First Snow by Bomi Park


I have only spent one year of my entire life, almost half a century, living in a place where it snows in the winter. Because of this, picture books about snow days have the same sense of magic and non-reality for me as a trip to Narnia might. The upside is that, as an adult, I can read a picture book about snow and feel the wondrousness of waking up to find snow on the ground and feel the cozy security of being inside with a cup of hot cocoa without being reminded of the work of shoveling out and the ugliness of dirty, slushy snow. First Snow by Bomi Park, a South Korean Renaissance woman (she studied piano, architecture and psychology) is yet another wonderful picture book about snow that transports me to a magical place. With minimal text and palette, Park's debut picture book, calls to mind the graphic novel The Only Child by Chinese author and illustrator Guojing.

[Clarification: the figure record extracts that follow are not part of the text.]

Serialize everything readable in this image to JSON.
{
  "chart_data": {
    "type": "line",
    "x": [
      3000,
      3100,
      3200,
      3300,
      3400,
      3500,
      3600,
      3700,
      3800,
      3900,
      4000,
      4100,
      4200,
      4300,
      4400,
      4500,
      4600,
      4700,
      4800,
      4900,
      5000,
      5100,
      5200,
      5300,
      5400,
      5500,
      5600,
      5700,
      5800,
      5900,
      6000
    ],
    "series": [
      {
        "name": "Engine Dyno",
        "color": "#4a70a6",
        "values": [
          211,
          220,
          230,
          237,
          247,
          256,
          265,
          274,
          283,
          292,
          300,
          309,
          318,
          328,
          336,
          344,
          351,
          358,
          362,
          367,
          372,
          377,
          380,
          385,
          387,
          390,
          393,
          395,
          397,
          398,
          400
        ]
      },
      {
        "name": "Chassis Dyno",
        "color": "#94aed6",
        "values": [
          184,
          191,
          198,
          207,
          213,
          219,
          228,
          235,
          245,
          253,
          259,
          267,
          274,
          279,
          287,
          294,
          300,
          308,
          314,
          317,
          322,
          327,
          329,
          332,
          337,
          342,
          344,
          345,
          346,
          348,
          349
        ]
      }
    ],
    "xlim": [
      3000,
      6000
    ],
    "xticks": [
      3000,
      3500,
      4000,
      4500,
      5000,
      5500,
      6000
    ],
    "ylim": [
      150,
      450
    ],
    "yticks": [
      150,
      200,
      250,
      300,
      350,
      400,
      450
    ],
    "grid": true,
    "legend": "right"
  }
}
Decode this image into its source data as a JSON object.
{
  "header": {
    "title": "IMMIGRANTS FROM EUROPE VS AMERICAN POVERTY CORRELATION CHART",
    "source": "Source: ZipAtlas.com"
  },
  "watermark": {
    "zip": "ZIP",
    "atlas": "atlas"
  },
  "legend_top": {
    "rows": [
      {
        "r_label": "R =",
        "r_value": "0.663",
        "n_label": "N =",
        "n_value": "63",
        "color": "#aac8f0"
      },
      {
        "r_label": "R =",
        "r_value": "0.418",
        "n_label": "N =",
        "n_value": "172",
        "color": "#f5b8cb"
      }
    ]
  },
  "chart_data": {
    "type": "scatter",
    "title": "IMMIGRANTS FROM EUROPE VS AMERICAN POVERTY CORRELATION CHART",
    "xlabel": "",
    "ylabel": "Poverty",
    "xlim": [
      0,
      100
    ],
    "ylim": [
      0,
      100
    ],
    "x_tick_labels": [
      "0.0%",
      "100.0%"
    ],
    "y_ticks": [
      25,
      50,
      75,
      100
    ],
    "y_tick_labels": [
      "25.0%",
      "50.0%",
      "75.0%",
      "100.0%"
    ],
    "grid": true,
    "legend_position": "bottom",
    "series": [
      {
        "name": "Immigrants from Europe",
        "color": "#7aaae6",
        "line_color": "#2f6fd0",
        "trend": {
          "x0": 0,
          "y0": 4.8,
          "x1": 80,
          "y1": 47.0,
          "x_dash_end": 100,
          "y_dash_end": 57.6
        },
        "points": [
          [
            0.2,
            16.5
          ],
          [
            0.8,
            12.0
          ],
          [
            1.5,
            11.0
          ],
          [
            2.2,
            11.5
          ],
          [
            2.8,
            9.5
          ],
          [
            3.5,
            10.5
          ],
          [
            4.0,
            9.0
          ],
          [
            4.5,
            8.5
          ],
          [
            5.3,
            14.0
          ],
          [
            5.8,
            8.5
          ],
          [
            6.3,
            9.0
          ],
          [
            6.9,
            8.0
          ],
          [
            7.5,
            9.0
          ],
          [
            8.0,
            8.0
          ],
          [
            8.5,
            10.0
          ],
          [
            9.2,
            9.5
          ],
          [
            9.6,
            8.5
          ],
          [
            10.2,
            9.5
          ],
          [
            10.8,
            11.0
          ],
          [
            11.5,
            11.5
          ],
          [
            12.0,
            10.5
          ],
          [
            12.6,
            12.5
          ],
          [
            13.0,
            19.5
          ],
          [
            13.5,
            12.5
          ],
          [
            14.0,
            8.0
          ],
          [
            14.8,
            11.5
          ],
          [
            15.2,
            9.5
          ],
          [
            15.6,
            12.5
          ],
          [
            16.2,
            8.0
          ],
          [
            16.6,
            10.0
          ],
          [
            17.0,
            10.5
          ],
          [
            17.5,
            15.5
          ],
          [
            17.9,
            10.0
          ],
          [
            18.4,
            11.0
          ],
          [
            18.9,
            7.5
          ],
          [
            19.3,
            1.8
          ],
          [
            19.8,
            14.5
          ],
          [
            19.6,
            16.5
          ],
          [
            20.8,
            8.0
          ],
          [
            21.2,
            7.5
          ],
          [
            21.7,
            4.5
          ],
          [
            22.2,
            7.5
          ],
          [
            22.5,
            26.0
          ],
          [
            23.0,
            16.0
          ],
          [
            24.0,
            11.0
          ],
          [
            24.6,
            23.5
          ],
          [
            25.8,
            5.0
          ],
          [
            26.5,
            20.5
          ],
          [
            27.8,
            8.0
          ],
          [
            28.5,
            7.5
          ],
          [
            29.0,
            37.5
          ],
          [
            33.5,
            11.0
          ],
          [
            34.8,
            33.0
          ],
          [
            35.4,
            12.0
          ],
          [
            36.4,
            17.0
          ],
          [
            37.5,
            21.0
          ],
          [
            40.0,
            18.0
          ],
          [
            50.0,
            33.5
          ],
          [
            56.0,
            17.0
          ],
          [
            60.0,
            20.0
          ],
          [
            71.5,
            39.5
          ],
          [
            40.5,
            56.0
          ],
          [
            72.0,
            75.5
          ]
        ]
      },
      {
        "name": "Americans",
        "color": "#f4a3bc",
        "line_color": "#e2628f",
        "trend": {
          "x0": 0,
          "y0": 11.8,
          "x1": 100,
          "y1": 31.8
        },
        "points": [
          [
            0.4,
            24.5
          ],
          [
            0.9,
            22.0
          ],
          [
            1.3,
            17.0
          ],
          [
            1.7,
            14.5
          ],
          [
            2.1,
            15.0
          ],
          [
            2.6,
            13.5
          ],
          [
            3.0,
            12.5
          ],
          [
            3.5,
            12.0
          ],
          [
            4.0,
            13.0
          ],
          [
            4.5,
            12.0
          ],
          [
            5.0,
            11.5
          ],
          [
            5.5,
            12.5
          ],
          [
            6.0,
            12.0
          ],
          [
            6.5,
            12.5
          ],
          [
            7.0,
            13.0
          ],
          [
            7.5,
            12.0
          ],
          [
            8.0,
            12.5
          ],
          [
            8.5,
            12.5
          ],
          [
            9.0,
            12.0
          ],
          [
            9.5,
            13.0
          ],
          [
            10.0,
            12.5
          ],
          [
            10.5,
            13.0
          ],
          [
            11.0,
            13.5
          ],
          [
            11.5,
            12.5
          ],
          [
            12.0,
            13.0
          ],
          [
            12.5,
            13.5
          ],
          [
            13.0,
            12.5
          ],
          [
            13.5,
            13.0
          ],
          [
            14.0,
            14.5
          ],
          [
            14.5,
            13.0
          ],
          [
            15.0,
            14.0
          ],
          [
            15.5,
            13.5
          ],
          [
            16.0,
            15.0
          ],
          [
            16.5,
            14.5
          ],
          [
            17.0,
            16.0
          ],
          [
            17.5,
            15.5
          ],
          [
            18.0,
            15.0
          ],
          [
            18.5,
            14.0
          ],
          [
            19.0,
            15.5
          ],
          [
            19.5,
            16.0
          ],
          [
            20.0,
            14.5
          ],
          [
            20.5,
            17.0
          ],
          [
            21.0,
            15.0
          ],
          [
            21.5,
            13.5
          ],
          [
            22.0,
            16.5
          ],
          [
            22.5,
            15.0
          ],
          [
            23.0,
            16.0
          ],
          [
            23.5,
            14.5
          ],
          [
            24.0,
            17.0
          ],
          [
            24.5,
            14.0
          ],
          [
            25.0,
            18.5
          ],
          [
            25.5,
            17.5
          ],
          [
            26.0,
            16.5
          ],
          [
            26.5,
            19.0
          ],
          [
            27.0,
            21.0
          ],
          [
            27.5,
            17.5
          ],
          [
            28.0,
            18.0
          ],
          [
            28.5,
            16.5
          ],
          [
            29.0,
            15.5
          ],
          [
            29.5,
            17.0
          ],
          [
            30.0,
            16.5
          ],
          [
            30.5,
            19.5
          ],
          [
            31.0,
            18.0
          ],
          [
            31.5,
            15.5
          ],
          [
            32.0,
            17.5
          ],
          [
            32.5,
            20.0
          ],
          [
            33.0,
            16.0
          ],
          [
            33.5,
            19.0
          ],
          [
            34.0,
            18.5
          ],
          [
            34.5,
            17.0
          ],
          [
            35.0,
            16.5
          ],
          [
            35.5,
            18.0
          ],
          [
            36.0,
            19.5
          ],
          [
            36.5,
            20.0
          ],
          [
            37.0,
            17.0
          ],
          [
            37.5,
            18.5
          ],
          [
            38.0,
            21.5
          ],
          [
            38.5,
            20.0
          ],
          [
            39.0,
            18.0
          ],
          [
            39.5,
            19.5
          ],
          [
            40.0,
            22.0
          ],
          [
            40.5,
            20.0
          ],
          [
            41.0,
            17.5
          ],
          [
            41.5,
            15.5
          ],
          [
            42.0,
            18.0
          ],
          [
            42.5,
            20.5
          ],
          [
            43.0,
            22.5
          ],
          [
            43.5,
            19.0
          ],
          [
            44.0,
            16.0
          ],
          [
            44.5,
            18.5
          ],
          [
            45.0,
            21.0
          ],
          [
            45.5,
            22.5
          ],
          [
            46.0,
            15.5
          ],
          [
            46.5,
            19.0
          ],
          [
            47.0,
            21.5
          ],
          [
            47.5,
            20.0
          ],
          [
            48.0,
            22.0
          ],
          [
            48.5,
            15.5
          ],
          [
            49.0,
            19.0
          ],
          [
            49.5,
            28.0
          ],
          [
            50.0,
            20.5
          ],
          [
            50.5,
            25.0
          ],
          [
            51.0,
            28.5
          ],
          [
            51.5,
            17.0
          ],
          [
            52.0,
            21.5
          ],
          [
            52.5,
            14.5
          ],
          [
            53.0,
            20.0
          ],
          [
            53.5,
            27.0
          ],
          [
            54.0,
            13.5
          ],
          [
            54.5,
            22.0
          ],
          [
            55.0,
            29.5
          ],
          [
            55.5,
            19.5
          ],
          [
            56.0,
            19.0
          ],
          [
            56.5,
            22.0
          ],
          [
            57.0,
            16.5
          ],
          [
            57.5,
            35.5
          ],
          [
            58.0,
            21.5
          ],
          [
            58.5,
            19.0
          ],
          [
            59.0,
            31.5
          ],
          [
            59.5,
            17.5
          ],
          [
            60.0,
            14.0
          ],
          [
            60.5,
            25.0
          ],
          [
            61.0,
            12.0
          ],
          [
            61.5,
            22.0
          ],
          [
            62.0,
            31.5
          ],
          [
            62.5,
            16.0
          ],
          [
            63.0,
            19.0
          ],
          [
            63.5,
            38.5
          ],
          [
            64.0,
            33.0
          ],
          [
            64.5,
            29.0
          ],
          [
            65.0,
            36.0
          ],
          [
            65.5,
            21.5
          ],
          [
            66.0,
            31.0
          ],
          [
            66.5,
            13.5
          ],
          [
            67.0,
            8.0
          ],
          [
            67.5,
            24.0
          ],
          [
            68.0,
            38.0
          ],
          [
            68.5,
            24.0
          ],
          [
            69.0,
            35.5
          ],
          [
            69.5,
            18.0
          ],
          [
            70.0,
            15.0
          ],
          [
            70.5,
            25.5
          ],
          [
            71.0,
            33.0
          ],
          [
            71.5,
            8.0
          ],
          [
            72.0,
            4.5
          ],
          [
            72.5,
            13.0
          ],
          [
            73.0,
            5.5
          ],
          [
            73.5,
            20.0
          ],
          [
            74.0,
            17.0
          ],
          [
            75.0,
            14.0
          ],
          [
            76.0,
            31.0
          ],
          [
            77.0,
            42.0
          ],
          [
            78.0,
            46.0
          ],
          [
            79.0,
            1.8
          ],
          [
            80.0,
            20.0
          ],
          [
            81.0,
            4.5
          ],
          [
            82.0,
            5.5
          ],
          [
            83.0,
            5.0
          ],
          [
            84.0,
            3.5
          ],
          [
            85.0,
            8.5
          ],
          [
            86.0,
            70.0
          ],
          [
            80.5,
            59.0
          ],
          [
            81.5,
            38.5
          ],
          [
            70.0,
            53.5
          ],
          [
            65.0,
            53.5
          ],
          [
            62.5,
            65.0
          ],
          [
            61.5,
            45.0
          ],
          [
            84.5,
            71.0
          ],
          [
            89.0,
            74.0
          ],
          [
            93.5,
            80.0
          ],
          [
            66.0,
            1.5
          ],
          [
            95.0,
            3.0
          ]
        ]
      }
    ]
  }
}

In the dark of the night, a little girl wakes to snow falling. She suits up and heads out into the back yard, where a puppy emerges from the dog house where mother and sibling sleep, curled together. "Roll, roll, roll," we watch as the girl, dog trotting behind, rolls a snowball through her neighborhood, under the street lamps.



Through the woods, creatures looking on, she continues, "Slow. slow. slow." Park's sparse text captures what I imagine it feels like to be in a newly snow covered world early in the morning. The girl and her snowball arrive in a snowy filled filled with other children pushing snowballs and building snow people. A glorious two-page spread shows the children, seemingly floating in the air, dancing with their snow creations. A page turn shows the little girl in the corner of the recto, tongue sticking, waiting for a snowflake. The words on the verso read, "First snow." The final two pages show her backyard, a snowman in a red scarf, the puppy pawing at it.

Although I've only experienced a first snow once in my life, I imagine that Bomi Park's First Snow captures perfectly what it feels like to be a child waking to a new, enchanting landscape.